Poretsky Elly, Andorf Carson M, Sen Taner Z
Agricultural Research Service, Crop Improvement and Genetics Research Unit U.S. Department of Agriculture Albany CA United States.
Agricultural Research Service, Corn Insects and Crop Genetics Research U.S. Department of Agriculture Ames IA United States.
Plant Direct. 2023 Dec 20;7(12):e554. doi: 10.1002/pld3.554. eCollection 2023 Dec.
Protein phosphorylation is a dynamic and reversible post-translational modification that regulates a variety of essential biological processes. The regulatory role of phosphorylation in cellular signaling pathways, protein-protein interactions, and enzymatic activities has motivated extensive research efforts to understand its functional implications. Experimental protein phosphorylation data in plants remains limited to a few species, necessitating a scalable and accurate prediction method.

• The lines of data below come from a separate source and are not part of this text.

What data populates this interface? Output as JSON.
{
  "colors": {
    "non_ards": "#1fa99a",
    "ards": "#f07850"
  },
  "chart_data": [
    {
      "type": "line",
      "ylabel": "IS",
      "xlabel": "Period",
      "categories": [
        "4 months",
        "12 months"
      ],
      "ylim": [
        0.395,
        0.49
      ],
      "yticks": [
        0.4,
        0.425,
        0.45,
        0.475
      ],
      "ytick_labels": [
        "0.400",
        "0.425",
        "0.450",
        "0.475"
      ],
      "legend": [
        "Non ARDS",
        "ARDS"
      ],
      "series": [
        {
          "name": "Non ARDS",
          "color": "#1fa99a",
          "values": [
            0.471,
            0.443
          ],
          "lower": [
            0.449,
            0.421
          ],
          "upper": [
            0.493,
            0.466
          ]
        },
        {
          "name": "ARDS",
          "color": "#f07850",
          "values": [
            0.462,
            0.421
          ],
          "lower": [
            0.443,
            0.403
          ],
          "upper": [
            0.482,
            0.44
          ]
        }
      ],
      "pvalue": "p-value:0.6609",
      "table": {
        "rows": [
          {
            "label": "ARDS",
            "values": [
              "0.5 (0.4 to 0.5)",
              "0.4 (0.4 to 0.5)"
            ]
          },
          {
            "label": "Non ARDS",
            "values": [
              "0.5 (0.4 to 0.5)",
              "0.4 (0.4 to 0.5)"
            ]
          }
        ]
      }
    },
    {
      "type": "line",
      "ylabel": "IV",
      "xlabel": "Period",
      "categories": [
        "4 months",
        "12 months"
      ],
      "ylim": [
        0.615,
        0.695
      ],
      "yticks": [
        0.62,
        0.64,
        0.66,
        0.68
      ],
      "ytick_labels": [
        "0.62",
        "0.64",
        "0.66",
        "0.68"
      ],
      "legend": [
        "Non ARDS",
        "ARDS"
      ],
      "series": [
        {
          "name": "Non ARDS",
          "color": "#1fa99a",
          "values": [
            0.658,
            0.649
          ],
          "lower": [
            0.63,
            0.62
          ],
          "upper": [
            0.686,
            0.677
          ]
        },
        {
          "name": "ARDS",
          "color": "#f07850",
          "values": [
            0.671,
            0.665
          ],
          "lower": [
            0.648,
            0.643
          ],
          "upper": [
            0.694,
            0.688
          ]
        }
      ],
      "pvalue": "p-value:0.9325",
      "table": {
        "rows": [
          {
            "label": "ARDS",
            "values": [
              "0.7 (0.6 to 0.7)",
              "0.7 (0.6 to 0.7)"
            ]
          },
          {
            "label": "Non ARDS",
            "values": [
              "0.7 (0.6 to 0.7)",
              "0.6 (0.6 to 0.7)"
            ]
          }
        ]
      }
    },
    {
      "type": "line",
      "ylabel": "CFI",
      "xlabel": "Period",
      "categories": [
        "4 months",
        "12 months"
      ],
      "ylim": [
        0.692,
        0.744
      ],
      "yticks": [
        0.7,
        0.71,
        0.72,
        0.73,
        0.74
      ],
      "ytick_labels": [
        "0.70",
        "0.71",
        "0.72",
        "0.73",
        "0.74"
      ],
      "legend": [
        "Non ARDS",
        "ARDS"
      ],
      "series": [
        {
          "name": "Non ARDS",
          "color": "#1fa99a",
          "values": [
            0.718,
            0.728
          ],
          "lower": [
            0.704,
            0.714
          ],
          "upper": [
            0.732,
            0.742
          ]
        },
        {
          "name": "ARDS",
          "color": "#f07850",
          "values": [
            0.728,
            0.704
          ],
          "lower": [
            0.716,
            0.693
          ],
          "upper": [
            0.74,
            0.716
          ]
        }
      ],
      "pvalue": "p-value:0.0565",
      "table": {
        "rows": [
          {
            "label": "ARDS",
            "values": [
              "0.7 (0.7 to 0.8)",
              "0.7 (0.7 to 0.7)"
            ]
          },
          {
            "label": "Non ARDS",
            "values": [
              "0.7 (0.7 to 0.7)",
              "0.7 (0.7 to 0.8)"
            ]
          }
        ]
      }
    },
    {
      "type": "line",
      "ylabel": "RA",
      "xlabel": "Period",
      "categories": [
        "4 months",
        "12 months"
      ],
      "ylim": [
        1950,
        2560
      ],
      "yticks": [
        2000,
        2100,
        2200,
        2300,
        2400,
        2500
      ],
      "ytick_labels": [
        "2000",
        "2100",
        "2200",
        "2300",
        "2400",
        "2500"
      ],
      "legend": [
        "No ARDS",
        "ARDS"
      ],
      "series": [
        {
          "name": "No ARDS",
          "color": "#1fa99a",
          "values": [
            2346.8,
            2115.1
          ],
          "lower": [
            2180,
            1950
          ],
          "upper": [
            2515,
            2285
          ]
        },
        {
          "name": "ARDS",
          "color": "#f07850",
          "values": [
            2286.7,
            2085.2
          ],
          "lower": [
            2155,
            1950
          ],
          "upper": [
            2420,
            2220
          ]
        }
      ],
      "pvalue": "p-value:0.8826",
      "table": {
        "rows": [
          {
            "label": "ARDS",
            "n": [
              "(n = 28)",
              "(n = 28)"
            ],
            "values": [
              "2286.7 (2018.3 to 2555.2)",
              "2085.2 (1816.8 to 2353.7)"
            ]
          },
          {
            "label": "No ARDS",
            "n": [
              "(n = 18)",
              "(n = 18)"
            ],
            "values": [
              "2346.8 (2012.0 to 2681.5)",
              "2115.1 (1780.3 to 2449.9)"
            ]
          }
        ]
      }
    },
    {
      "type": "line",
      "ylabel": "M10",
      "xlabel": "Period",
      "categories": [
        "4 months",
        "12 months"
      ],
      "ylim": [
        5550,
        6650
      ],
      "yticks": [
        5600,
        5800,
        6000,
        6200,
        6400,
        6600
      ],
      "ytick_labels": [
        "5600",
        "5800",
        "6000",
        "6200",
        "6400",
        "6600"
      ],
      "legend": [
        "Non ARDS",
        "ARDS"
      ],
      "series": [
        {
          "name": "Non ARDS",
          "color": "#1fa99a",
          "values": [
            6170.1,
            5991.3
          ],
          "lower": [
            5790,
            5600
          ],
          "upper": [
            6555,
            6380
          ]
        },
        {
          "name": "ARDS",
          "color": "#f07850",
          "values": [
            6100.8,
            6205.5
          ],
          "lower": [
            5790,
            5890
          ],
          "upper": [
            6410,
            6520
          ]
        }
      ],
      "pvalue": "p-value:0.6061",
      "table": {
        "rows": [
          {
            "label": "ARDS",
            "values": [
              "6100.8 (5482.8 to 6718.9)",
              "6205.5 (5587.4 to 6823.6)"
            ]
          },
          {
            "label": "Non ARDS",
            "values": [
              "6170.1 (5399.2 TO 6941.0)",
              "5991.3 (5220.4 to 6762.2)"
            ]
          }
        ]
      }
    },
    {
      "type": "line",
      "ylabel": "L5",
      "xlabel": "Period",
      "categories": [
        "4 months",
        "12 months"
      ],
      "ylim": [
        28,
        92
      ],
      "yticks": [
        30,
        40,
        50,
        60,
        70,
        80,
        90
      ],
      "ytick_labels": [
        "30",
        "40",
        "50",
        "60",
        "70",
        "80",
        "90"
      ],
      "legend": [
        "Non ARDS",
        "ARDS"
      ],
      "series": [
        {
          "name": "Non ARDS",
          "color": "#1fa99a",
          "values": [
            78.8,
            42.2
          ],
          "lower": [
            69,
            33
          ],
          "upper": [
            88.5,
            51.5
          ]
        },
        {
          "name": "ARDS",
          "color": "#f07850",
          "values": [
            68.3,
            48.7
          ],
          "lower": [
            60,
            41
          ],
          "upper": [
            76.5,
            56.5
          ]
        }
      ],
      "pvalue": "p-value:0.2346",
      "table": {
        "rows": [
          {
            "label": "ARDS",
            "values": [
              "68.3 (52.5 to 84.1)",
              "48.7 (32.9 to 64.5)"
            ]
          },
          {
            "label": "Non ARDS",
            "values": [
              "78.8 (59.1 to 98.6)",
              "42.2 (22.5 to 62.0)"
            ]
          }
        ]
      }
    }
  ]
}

Here, we present PhosBoost, a machine-learning approach that leverages protein language models and gradient-boosting trees to predict protein phosphorylation from experimentally derived data. Trained on data obtained from a comprehensive plant phosphorylation database, qPTMplants, we compared the performance of PhosBoost to existing protein phosphorylation prediction methods, PhosphoLingo and DeepPhos. For serine and threonine prediction, PhosBoost achieved higher recall than PhosphoLingo and DeepPhos (.78, .56, and .14, respectively) while maintaining a competitive area under the precision-recall curve (.54, .56, and .42, respectively). PhosphoLingo and DeepPhos failed to predict any tyrosine phosphorylation sites, while PhosBoost achieved a recall score of .6. Despite the precision-recall tradeoff, PhosBoost offers improved performance when recall is prioritized while consistently providing more confident probability scores. A sequence-based pairwise alignment step improved prediction results for all classifiers by effectively increasing the number of inferred positive phosphosites. We provide evidence to show that PhosBoost models are transferable across species and scalable for genome-wide protein phosphorylation predictions. PhosBoost is freely and publicly available on GitHub.
蛋白质磷酸化是一种动态且可逆的翻译后修饰,可调节多种重要的生物学过程。磷酸化在细胞信号通路、蛋白质-蛋白质相互作用和酶活性中的调节作用激发了广泛的研究工作,以了解其功能影响。植物中的实验性蛋白质磷酸化数据仍然仅限于少数物种,因此需要一种可扩展且准确的预测方法。在此,我们提出了PhosBoost,这是一种机器学习方法,它利用蛋白质语言模型和梯度提升树从实验获得的数据中预测蛋白质磷酸化。在从全面的植物磷酸化数据库qPTMplants获得的数据上进行训练后,我们将PhosBoost的性能与现有的蛋白质磷酸化预测方法PhosphoLingo和DeepPhos进行了比较。对于丝氨酸和苏氨酸预测,PhosBoost的召回率高于PhosphoLingo和DeepPhos(分别为0.78、0.56和0.14),同时在精确召回曲线下保持有竞争力的面积(分别为0.54、0.56和0.42)。PhosphoLingo和DeepPhos未能预测任何酪氨酸磷酸化位点,而PhosBoost的召回率得分为0.6。尽管存在精确召回权衡,但当优先考虑召回率时,PhosBoost提供了改进的性能,同时始终提供更可靠的概率分数。基于序列的成对比对步骤通过有效增加推断的阳性磷酸化位点数量,改善了所有分类器的预测结果。我们提供证据表明,PhosBoost模型可跨物种转移,并且可扩展用于全基因组蛋白质磷酸化预测。PhosBoost可在GitHub上免费公开获取。